“I remember dawn coming up over the Strait of Malacca; ragamuffin kids on the dock in Sumatra laughing as they pelted us with bananas; collecting dead flying fish off the deck and bringing them to our sweet, fat, toothless Danish cook to fry up for breakfast. I remember sailing into Hong Kong harbor and seeing my first junk; steaming upriver toward Bangkok, watching the sun rise and set fire to the gold-leafed pagoda roofs; climbing off the stern down a wriggly rope ladder into a sampan, paddling for dear life across the commerce-mad river into the jungle, where it was suddenly quiet and then suddenly loud with monkey-chatter and bird-shriek, the moonlight lambent on the palm fronds.”—Christopher Buckley, “My Year at Sea: Recalling the Splendid Isolation of Travel by Freighter,” The Atlantic, December 2010
He might not be as consequential (for better or worse) than his father, the founder of modern conservativism, William. But for my money, Christopher Buckley is a thousand times more engaging as a writer. I’m not sure that there’s a better satirist writing today, and anytime I see one of his works in print—an article, say, or, increasingly over the last several years, one of his marvelous, laugh-out-loud novels (No Way to Treat a First Lady, Florence of Arabia)—I pounce, knowing that I’m in for something good.

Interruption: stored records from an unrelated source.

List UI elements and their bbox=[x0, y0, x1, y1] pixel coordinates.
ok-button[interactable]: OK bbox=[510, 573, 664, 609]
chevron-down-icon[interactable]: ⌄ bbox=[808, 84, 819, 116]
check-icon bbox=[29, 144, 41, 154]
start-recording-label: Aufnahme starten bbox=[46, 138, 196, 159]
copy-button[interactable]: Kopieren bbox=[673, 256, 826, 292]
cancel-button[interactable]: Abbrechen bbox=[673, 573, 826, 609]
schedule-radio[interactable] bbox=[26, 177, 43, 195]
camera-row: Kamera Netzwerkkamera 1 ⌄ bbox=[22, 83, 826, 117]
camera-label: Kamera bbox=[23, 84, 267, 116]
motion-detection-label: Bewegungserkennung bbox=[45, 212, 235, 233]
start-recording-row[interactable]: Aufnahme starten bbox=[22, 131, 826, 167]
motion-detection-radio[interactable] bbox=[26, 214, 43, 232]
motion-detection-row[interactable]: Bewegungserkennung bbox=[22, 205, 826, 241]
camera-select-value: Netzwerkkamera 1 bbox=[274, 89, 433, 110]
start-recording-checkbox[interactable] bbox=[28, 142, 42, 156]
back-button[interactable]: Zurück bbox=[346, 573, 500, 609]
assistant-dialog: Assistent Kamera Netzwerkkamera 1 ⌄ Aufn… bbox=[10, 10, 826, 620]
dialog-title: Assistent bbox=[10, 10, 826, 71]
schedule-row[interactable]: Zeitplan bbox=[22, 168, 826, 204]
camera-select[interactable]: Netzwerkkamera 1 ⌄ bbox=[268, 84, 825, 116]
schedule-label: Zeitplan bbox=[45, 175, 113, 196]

The first item I bought on my Kindle more than a year ago, in fact, was a Buckley novella, a Kindle-only product for The Atlantic, Cynara. That turned out to be funny and, in the end, surprisingly moving.
The nonfiction essay from which today’s quote comes is every bit as good, but in a different key. It’s as if the hypnotic, lyrical prose rhythms of Joseph Conrad had been absorbed, then refracted through the experience of an irreverent, late-20th-century American, recalling his “year of adventure,” going around the world on a tramp freighter in 1970, at 18 years old. Marvelous stuff.

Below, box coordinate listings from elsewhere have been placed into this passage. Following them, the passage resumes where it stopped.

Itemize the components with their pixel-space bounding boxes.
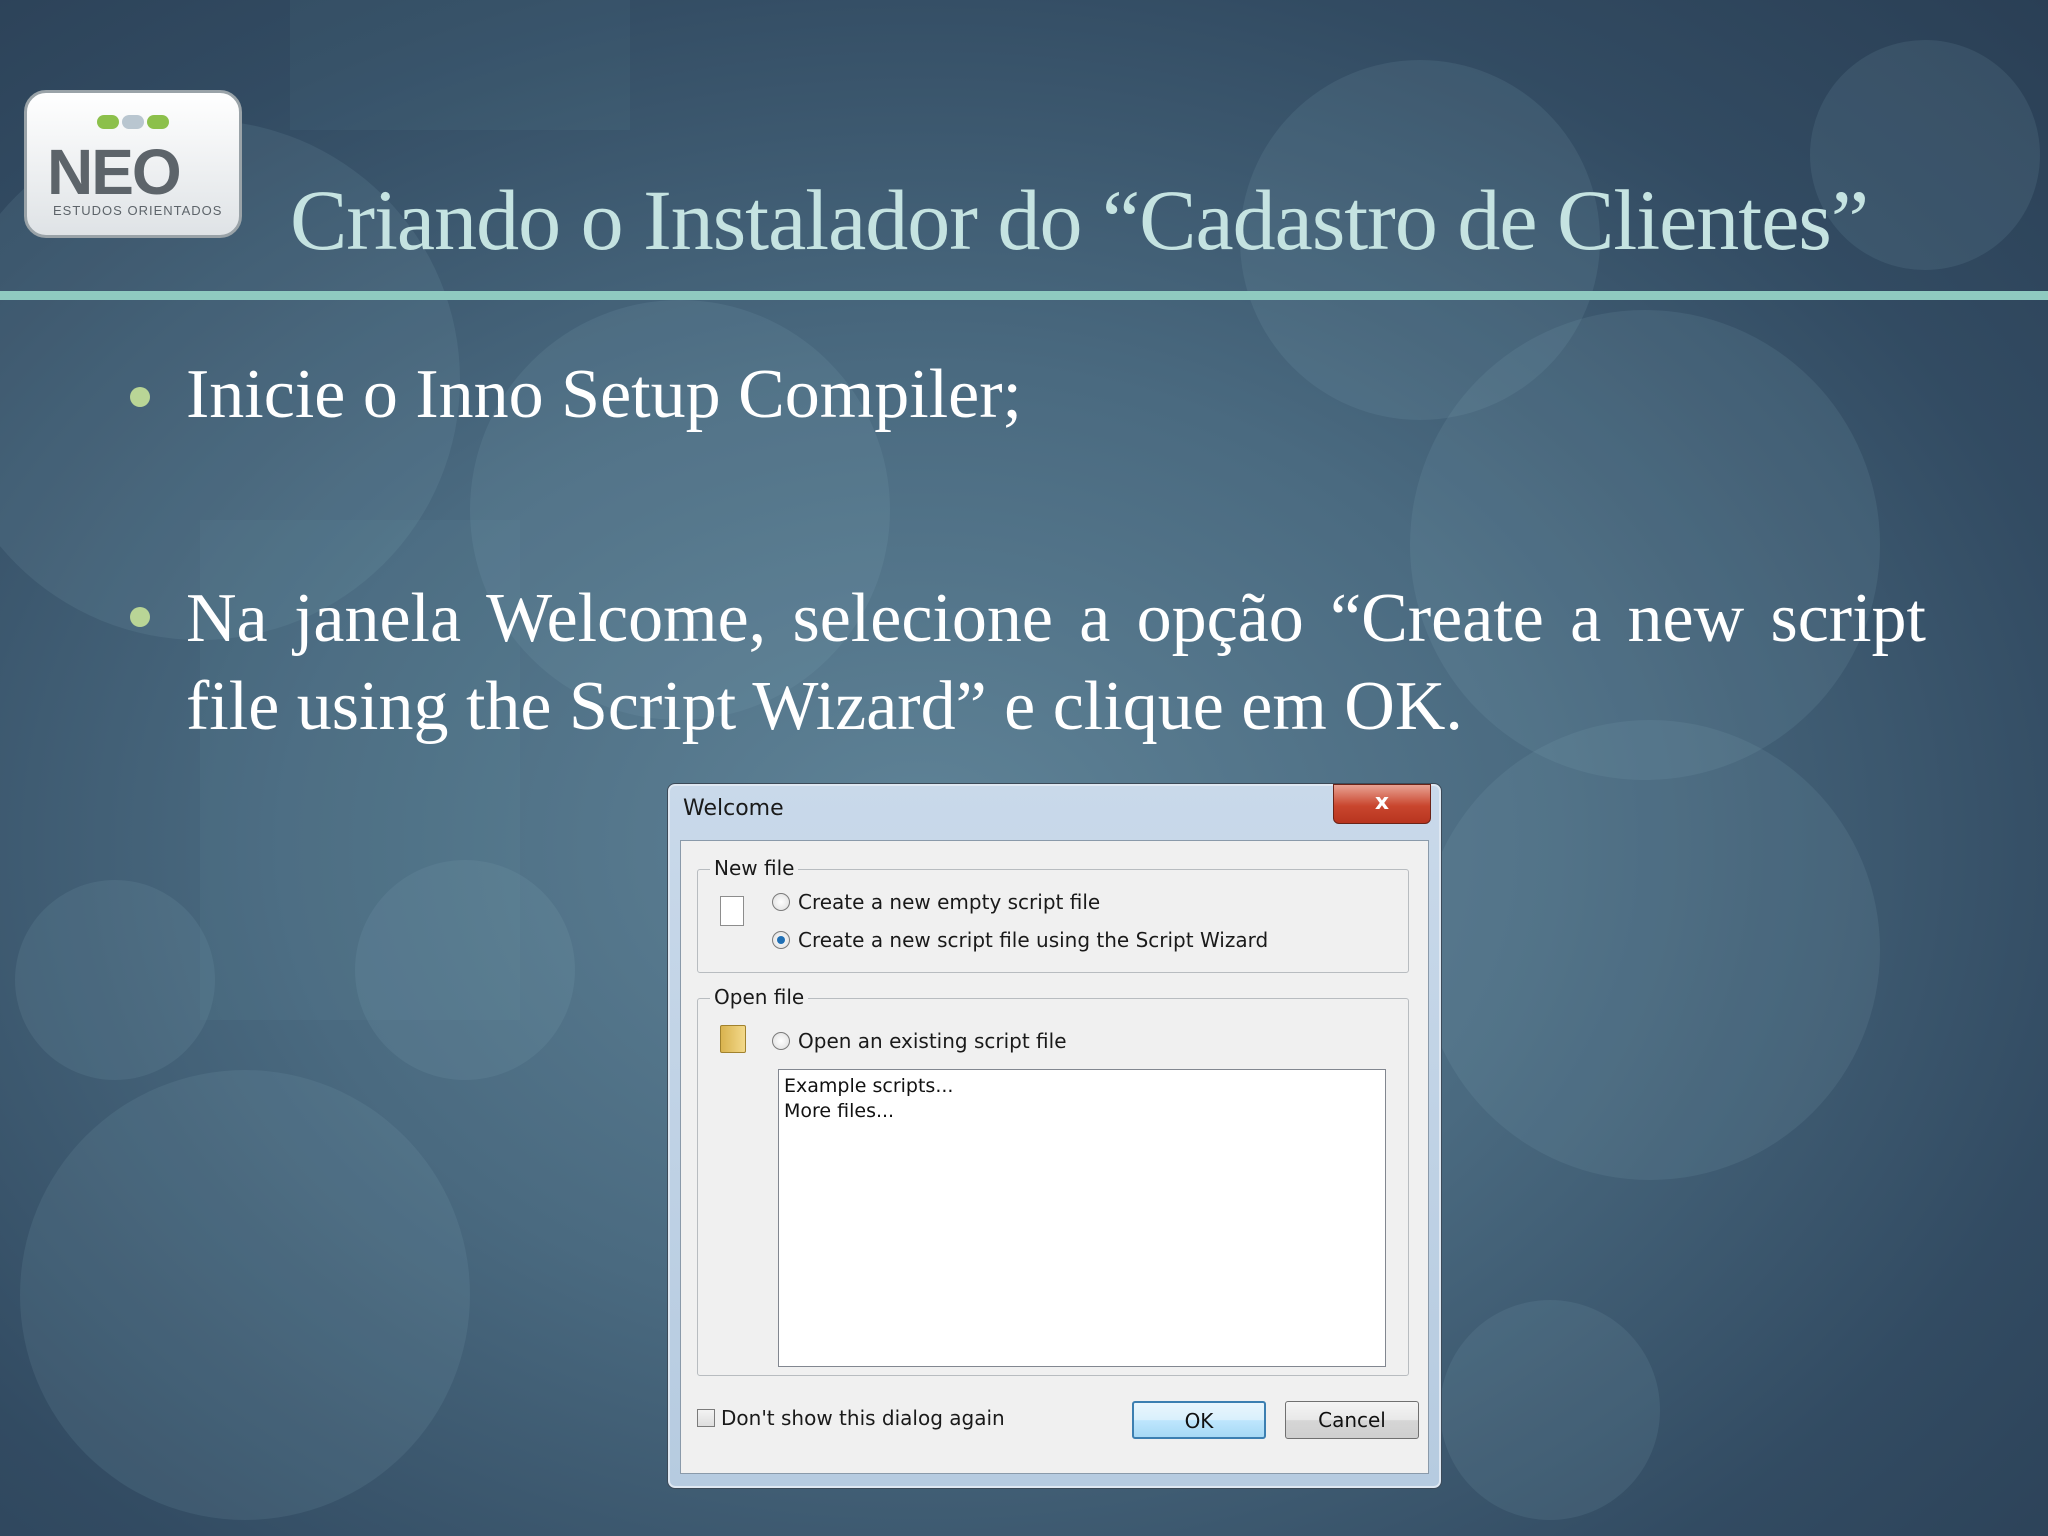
decor-rect: [290, 0, 630, 130]
logo-dots: [97, 115, 172, 134]
folder-icon: [720, 1025, 746, 1053]
list-item[interactable]: More files...: [779, 1099, 1385, 1124]
recent-files-list[interactable]: Example scripts... More files...: [778, 1069, 1386, 1367]
decor-circle: [20, 1070, 470, 1520]
radio-label: Open an existing script file: [798, 1029, 1067, 1053]
radio-label: Create a new empty script file: [798, 890, 1101, 914]
document-icon: [720, 896, 744, 926]
list-item[interactable]: Example scripts...: [779, 1074, 1385, 1099]
new-file-group: New file Create a new empty script file …: [697, 856, 1409, 973]
title-underline: [0, 291, 2048, 300]
bullet-dot: [130, 387, 150, 407]
radio-empty-script[interactable]: Create a new empty script file: [772, 890, 1100, 914]
checkbox-label: Don't show this dialog again: [721, 1406, 1005, 1430]
decor-circle: [15, 880, 215, 1080]
decor-circle: [1420, 720, 1880, 1180]
radio-button-checked[interactable]: [772, 931, 790, 949]
open-file-group: Open file Open an existing script file E…: [697, 985, 1409, 1376]
radio-open-existing[interactable]: Open an existing script file: [772, 1029, 1067, 1053]
new-file-label: New file: [710, 856, 799, 880]
neo-logo: NEO ESTUDOS ORIENTADOS: [24, 90, 242, 238]
logo-subtext: ESTUDOS ORIENTADOS: [53, 203, 223, 218]
radio-label: Create a new script file using the Scrip…: [798, 928, 1269, 952]
bullet-dot: [130, 607, 150, 627]
decor-circle: [1440, 1300, 1660, 1520]
radio-button[interactable]: [772, 893, 790, 911]
logo-text: NEO: [47, 136, 182, 208]
ok-button[interactable]: OK: [1132, 1401, 1266, 1439]
dont-show-again[interactable]: Don't show this dialog again: [697, 1406, 1005, 1430]
cancel-button[interactable]: Cancel: [1285, 1401, 1419, 1439]
radio-script-wizard[interactable]: Create a new script file using the Scrip…: [772, 928, 1268, 952]
bullet-text: Na janela Welcome, selecione a opção “Cr…: [186, 580, 1926, 745]
slide-title: Criando o Instalador do “Cadastro de Cli…: [290, 172, 1869, 268]
checkbox[interactable]: [697, 1409, 715, 1427]
radio-button[interactable]: [772, 1032, 790, 1050]
dialog-title: Welcome: [683, 796, 784, 821]
dialog-client-area: New file Create a new empty script file …: [680, 840, 1429, 1474]
close-button[interactable]: x: [1333, 784, 1431, 824]
bullet-text: Inicie o Inno Setup Compiler;: [186, 356, 1022, 433]
welcome-dialog: Welcome x New file Create a new empty sc…: [667, 783, 1442, 1489]
open-file-label: Open file: [710, 985, 809, 1009]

Over the last year, it’s become obvious, from Garry Wills’ recent memoir, Outside Looking In, as well as Buckley’s own narrative of coping with the deaths of his parents, Losing Mum and Pup, that he had a deeply ambivalent relationship with his father. But in certain ways, William F. Buckley Jr. lived most intensely on the water in his boat, and if he had a chance to read Christopher’s essay on life at sea, he would have felt thrilled that, in this sense at least, he greatly influenced his son.